Apolline Caron-Ottavi
1 octobre 2024
Entrevue avec Geneviève Beaulieu : Menace Ruine, groupe cinéphile

En complément de leur concert qui se tiendra le 30 octobre à 20h, Geneviève Beaulieu et S. de la Moth du groupe de drone folk apocalyptique Menace Ruine nous gratifient d'une passionnante carte blanche de sept films. Geneviève a bien voulu répondre à nos questions pour présenter leurs choix cinéphiles.

Les chevaux de feu de Sergueï Paradjanov

Quel est votre profil et votre parcours de cinéphiles? Comme cela dialogue-t-il avec votre pratique de musiciens?

S. et moi sommes complices depuis une trentaine d’années.

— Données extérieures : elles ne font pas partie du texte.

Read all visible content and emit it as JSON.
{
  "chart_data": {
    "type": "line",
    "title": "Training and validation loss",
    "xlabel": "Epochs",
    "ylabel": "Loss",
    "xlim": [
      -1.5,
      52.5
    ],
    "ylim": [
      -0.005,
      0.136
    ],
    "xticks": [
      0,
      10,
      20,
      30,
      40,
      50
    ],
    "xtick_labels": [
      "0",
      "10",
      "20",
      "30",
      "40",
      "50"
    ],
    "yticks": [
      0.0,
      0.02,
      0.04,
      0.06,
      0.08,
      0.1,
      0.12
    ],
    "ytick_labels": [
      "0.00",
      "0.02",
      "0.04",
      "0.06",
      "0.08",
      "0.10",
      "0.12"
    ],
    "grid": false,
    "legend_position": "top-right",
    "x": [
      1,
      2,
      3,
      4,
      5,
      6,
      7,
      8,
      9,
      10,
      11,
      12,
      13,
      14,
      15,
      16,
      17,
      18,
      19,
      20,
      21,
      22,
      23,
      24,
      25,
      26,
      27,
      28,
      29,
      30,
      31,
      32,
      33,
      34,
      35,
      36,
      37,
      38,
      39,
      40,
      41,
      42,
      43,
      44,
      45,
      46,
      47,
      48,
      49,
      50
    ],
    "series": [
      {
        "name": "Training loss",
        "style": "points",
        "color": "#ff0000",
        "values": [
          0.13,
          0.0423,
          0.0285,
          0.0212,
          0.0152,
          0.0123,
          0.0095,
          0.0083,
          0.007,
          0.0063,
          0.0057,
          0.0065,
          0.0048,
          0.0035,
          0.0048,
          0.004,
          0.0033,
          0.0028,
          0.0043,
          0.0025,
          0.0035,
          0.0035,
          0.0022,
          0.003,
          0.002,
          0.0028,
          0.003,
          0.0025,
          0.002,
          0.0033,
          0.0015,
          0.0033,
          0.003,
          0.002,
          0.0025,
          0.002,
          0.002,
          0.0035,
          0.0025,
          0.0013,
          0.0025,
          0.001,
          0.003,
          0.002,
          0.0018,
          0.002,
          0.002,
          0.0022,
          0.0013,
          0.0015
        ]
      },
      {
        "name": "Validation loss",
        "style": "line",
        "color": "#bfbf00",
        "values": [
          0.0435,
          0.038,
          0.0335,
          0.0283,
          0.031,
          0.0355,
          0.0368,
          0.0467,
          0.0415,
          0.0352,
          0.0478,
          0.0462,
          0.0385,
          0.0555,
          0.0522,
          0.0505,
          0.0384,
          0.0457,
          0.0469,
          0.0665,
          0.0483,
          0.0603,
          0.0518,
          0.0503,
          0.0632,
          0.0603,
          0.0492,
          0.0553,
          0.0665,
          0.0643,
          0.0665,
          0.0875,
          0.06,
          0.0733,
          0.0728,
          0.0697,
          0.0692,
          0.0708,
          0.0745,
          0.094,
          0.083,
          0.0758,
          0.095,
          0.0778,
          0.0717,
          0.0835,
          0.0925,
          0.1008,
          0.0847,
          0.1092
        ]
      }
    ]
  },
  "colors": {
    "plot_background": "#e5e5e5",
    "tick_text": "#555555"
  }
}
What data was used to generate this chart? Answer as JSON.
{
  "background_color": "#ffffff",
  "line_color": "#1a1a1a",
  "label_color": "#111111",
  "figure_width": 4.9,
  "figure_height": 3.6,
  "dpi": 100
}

Depuis qu’on se connaît, la musique et le cinéma occupent une place centrale dans nos vies. Tout de suite, nous avons fait des projets musicaux ensemble et avons regardé une tonne de films, assoiffés de voir tout ce qu’on pouvait trouver, du cinéma d’auteur européen surtout, mais pas seulement. Des classiques aux films les plus créatifs et « expérimentaux ». C’était les années 1990, l’époque des clubs vidéo, et nous vivions encore à Québec. Les ressources étaient plus limitées mais il y avait quand même Club Vidéo Cartier qui offrait une sélection plutôt variée. Lorsque nous avons déménagé à Montréal en 1999, c’est devenu plus intéressant. D’ailleurs, l’une des premières choses que j’ai faites a été de m’abonner à la Cinémathèque. Depuis dix ans, nous vivons au nord de Lanaudière et c’est un désert cinématographique… Heureusement, les temps ont changé et on peut accéder à des films en ligne.

À une certaine époque, je lisais beaucoup sur le cinéma et nous nous passionnions pour les processus créatifs des cinéastes, leur vision du cinéma. J’avais adoré L’image-temps et L’image-mouvement de Gilles Deleuze, des lectures qui me poussaient à prendre plein de notes, faisaient exploser mon imagination et me nourrissaient. La créativité est contagieuse et fonctionne comme des vases communicants, d’une forme d’expression à l’autre. Le cinéma ne nous inspire pas seulement pour son art en tant que tel, mais aussi pour l’ensemble de l'univers créatif qu’il déploie et ses possibilités d’expression. À un moment, nous avons eu l’envie de réaliser de petits films ensemble, (quel cinéphile n’y rêve pas?) mais la musique est restée notre principal vecteur de créativité. Et puis quel travail colossal derrière chaque film! Respect pour les cinéastes et leurs collaborateurs. Plus humblement, S. a commencé à réaliser des vidéos pour la musique de Menace Ruine, et pour nos projets solos ou parallèles. Le visuel de nos albums a toujours été un aspect important pour nous. L'image en mouvement, synchronisée à la musique, apporte une nouvelle dimension à notre travail créatif et renforce notre collaboration, ce qui nous stimule énormément.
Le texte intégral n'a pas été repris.